When choosing an AI-powered API testing tool, development teams should prioritize a few critical aspects. Start with ease of use - a tool that's intuitive can save time and reduce the learning curve. Next, look for seamless integration with your current workflows, ensuring the tool fits naturally into your processes. And don’t forget scalability - you’ll want a solution that can handle future testing requirements as your projects grow.

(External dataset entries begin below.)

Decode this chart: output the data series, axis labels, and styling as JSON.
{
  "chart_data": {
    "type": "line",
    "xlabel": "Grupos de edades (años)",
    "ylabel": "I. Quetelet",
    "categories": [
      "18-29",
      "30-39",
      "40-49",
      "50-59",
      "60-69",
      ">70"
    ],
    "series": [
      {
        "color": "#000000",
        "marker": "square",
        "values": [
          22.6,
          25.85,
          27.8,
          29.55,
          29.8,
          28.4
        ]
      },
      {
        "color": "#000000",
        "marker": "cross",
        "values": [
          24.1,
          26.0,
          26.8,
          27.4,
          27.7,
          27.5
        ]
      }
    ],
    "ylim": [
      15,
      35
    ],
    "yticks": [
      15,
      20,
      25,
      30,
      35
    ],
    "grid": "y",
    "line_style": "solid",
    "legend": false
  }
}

It’s equally important to evaluate the tool’s automation capabilities and its support for different types of tests. Make sure it aligns with your team’s technical expertise and fits within your budget. Features like strong data management tools and collaboration options can also play a big role in boosting productivity.
Ultimately, by matching the tool’s capabilities to your team’s unique needs, you’re setting the stage for a smoother and more effective API testing experience.
AI-powered tools like self-healing tests and natural language processing (NLP) are transforming the way API testing is done, making it faster and far less tedious.
Self-healing tests stand out by automatically identifying and fixing issues in test scripts when APIs are updated. This eliminates the need for constant manual adjustments, ensuring your tests stay reliable without extra effort.
NLP, on the other hand, allows teams to write test scripts in plain, everyday language and interpret results more easily. This not only simplifies troubleshooting but also speeds up updates, making the entire process smoother and more efficient.
By combining these features, development teams can shift their focus from repetitive maintenance tasks to building and innovating.